DOT Releases New Edition of EV Toolkit for Urban Areas
July 12, 2023
The U.S. Department of Transportation (DOT), in collaboration with the U.S. Department of Energy (DOE) and the Joint Office of Energy and Transportation (Joint Office), released a free technical resource to help larger communities take full advantage of federal funding for electric vehicle (EV) charging stations and other forms of electric transportation.

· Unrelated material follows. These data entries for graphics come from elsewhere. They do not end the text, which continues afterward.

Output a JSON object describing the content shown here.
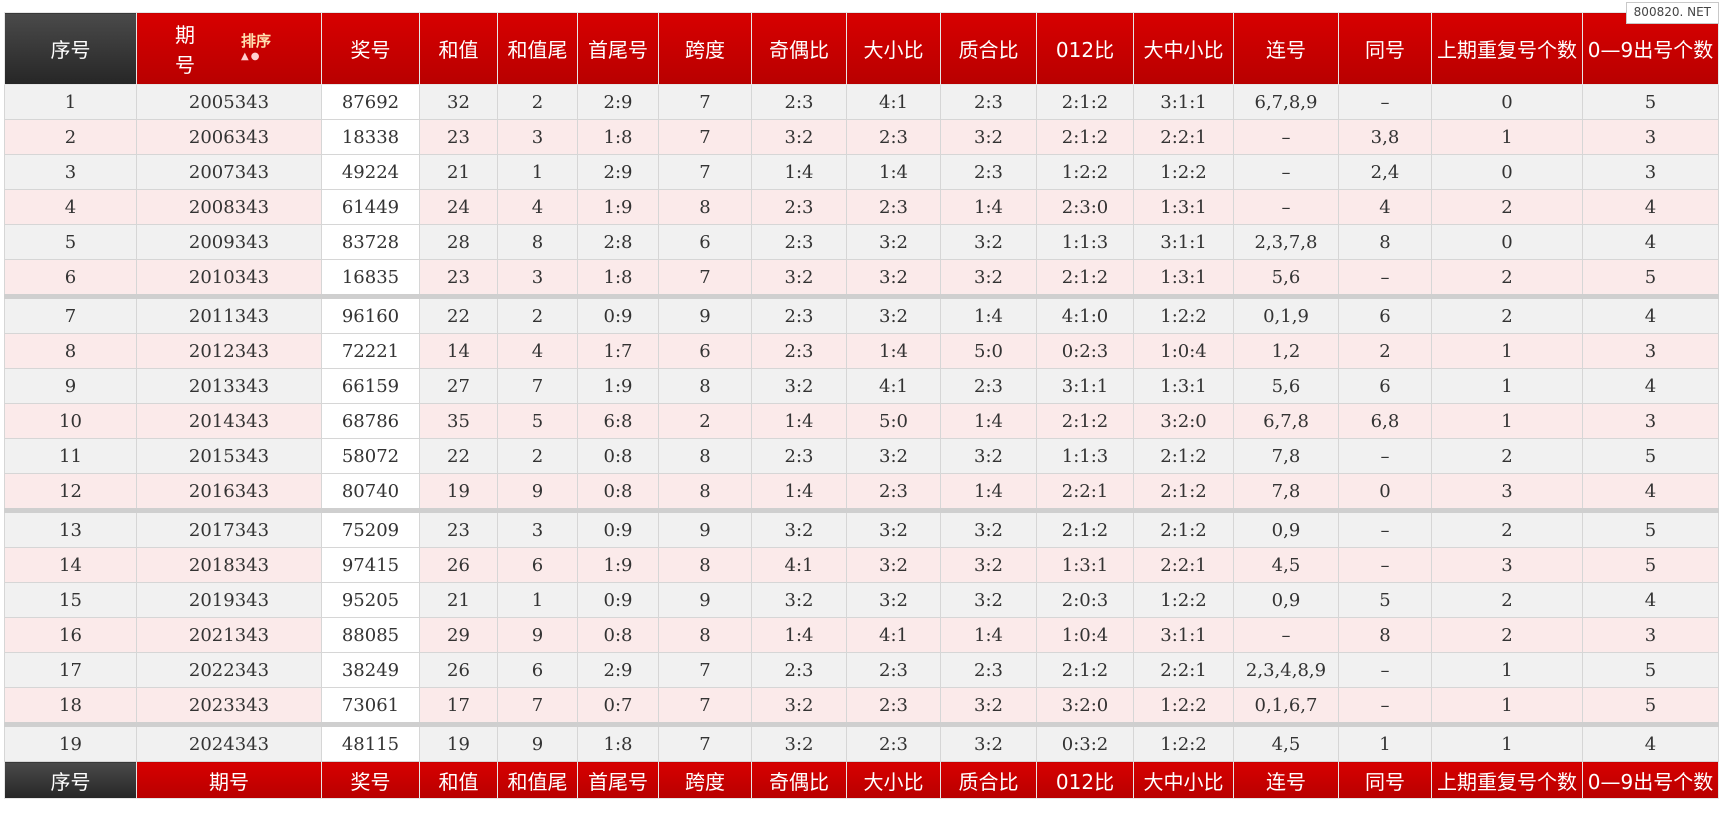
{
  "watermark": "800820. NET",
  "header": {
    "seq": "序号",
    "issue_top": "期",
    "issue_bottom": "号",
    "sort_label": "排序",
    "sort_arrows": "▲●",
    "num": "奖号",
    "sum": "和值",
    "sumtail": "和值尾",
    "firstlast": "首尾号",
    "span": "跨度",
    "oddeven": "奇偶比",
    "bigsmall": "大小比",
    "primecomp": "质合比",
    "r012": "012比",
    "bms": "大中小比",
    "consec": "连号",
    "same": "同号",
    "repeat": "上期重复号个数",
    "count09": "0—9出号个数"
  },
  "footer": {
    "seq": "序号",
    "issue": "期号",
    "num": "奖号",
    "sum": "和值",
    "sumtail": "和值尾",
    "firstlast": "首尾号",
    "span": "跨度",
    "oddeven": "奇偶比",
    "bigsmall": "大小比",
    "primecomp": "质合比",
    "r012": "012比",
    "bms": "大中小比",
    "consec": "连号",
    "same": "同号",
    "repeat": "上期重复号个数",
    "count09": "0—9出号个数"
  },
  "rows": [
    [
      "1",
      "2005343",
      "87692",
      "32",
      "2",
      "2:9",
      "7",
      "2:3",
      "4:1",
      "2:3",
      "2:1:2",
      "3:1:1",
      "6,7,8,9",
      "–",
      "0",
      "5"
    ],
    [
      "2",
      "2006343",
      "18338",
      "23",
      "3",
      "1:8",
      "7",
      "3:2",
      "2:3",
      "3:2",
      "2:1:2",
      "2:2:1",
      "–",
      "3,8",
      "1",
      "3"
    ],
    [
      "3",
      "2007343",
      "49224",
      "21",
      "1",
      "2:9",
      "7",
      "1:4",
      "1:4",
      "2:3",
      "1:2:2",
      "1:2:2",
      "–",
      "2,4",
      "0",
      "3"
    ],
    [
      "4",
      "2008343",
      "61449",
      "24",
      "4",
      "1:9",
      "8",
      "2:3",
      "2:3",
      "1:4",
      "2:3:0",
      "1:3:1",
      "–",
      "4",
      "2",
      "4"
    ],
    [
      "5",
      "2009343",
      "83728",
      "28",
      "8",
      "2:8",
      "6",
      "2:3",
      "3:2",
      "3:2",
      "1:1:3",
      "3:1:1",
      "2,3,7,8",
      "8",
      "0",
      "4"
    ],
    [
      "6",
      "2010343",
      "16835",
      "23",
      "3",
      "1:8",
      "7",
      "3:2",
      "3:2",
      "3:2",
      "2:1:2",
      "1:3:1",
      "5,6",
      "–",
      "2",
      "5"
    ],
    [
      "7",
      "2011343",
      "96160",
      "22",
      "2",
      "0:9",
      "9",
      "2:3",
      "3:2",
      "1:4",
      "4:1:0",
      "1:2:2",
      "0,1,9",
      "6",
      "2",
      "4"
    ],
    [
      "8",
      "2012343",
      "72221",
      "14",
      "4",
      "1:7",
      "6",
      "2:3",
      "1:4",
      "5:0",
      "0:2:3",
      "1:0:4",
      "1,2",
      "2",
      "1",
      "3"
    ],
    [
      "9",
      "2013343",
      "66159",
      "27",
      "7",
      "1:9",
      "8",
      "3:2",
      "4:1",
      "2:3",
      "3:1:1",
      "1:3:1",
      "5,6",
      "6",
      "1",
      "4"
    ],
    [
      "10",
      "2014343",
      "68786",
      "35",
      "5",
      "6:8",
      "2",
      "1:4",
      "5:0",
      "1:4",
      "2:1:2",
      "3:2:0",
      "6,7,8",
      "6,8",
      "1",
      "3"
    ],
    [
      "11",
      "2015343",
      "58072",
      "22",
      "2",
      "0:8",
      "8",
      "2:3",
      "3:2",
      "3:2",
      "1:1:3",
      "2:1:2",
      "7,8",
      "–",
      "2",
      "5"
    ],
    [
      "12",
      "2016343",
      "80740",
      "19",
      "9",
      "0:8",
      "8",
      "1:4",
      "2:3",
      "1:4",
      "2:2:1",
      "2:1:2",
      "7,8",
      "0",
      "3",
      "4"
    ],
    [
      "13",
      "2017343",
      "75209",
      "23",
      "3",
      "0:9",
      "9",
      "3:2",
      "3:2",
      "3:2",
      "2:1:2",
      "2:1:2",
      "0,9",
      "–",
      "2",
      "5"
    ],
    [
      "14",
      "2018343",
      "97415",
      "26",
      "6",
      "1:9",
      "8",
      "4:1",
      "3:2",
      "3:2",
      "1:3:1",
      "2:2:1",
      "4,5",
      "–",
      "3",
      "5"
    ],
    [
      "15",
      "2019343",
      "95205",
      "21",
      "1",
      "0:9",
      "9",
      "3:2",
      "3:2",
      "3:2",
      "2:0:3",
      "1:2:2",
      "0,9",
      "5",
      "2",
      "4"
    ],
    [
      "16",
      "2021343",
      "88085",
      "29",
      "9",
      "0:8",
      "8",
      "1:4",
      "4:1",
      "1:4",
      "1:0:4",
      "3:1:1",
      "–",
      "8",
      "2",
      "3"
    ],
    [
      "17",
      "2022343",
      "38249",
      "26",
      "6",
      "2:9",
      "7",
      "2:3",
      "2:3",
      "2:3",
      "2:1:2",
      "2:2:1",
      "2,3,4,8,9",
      "–",
      "1",
      "5"
    ],
    [
      "18",
      "2023343",
      "73061",
      "17",
      "7",
      "0:7",
      "7",
      "3:2",
      "2:3",
      "3:2",
      "3:2:0",
      "1:2:2",
      "0,1,6,7",
      "–",
      "1",
      "5"
    ],
    [
      "19",
      "2024343",
      "48115",
      "19",
      "9",
      "1:8",
      "7",
      "3:2",
      "2:3",
      "3:2",
      "0:3:2",
      "1:2:2",
      "4,5",
      "1",
      "1",
      "4"
    ]
  ]
}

The new guide is called Charging Forward: A Toolkit for Planning and funding Urban Electric Mobility Infrastructure, which provides a comprehensive resource for communities, metropolitan planning organizations (MPOs), transportation providers, businesses, and property owners and developers by including information on how to scope, plan, and identify ways to leverage billions of dollars in funding from President Biden’s Bipartisan Infrastructure Law. This builds on the efforts of the Joint Office to provide states and communities across America with information and assistance to accelerate an electrified transportation system that is convenient, affordable, reliable, and equitable. The toolkit includes guidance to help urban areas implement other forms of electric transportation, such as public transit, electric bikes and scooters, and ride-share services.
“Right now, there is incredible energy and momentum in communities across this country to transform and electrify our transportation system to ensure that every American has access to convenient, affordable, and reliable mobility options,” said Gabe Klein, executive director of the Joint Office of Energy and Transportation. “The Urban EV Toolkit is the recipe for a multimodal, connected, clean transportation system in our cities and towns to complement the newly updated Rural EV Toolkit. Whether you choose to ride, drive, or walk in your community, the benefits of electrified transportation are baked in.”
Building an affordable and accessible public charging network will help make electric forms of transportation more convenient for the 71% of Americans who live in communities with a population over 50,000. While many EV owners can charge their vehicles at home or work, people who live in higher density areas, especially those living in apartments and condos, may not have easy access to a garage or the space for a private charger, which means they are more reliant on public charging options.
In May, DOT released an updated Rural EV Toolkit that incorporated feedback from rural communities and stakeholders on the toolkit’s first iteration. The updated toolkit includes more information on EV charging programs and information on related topics like public transit and school bus electrification.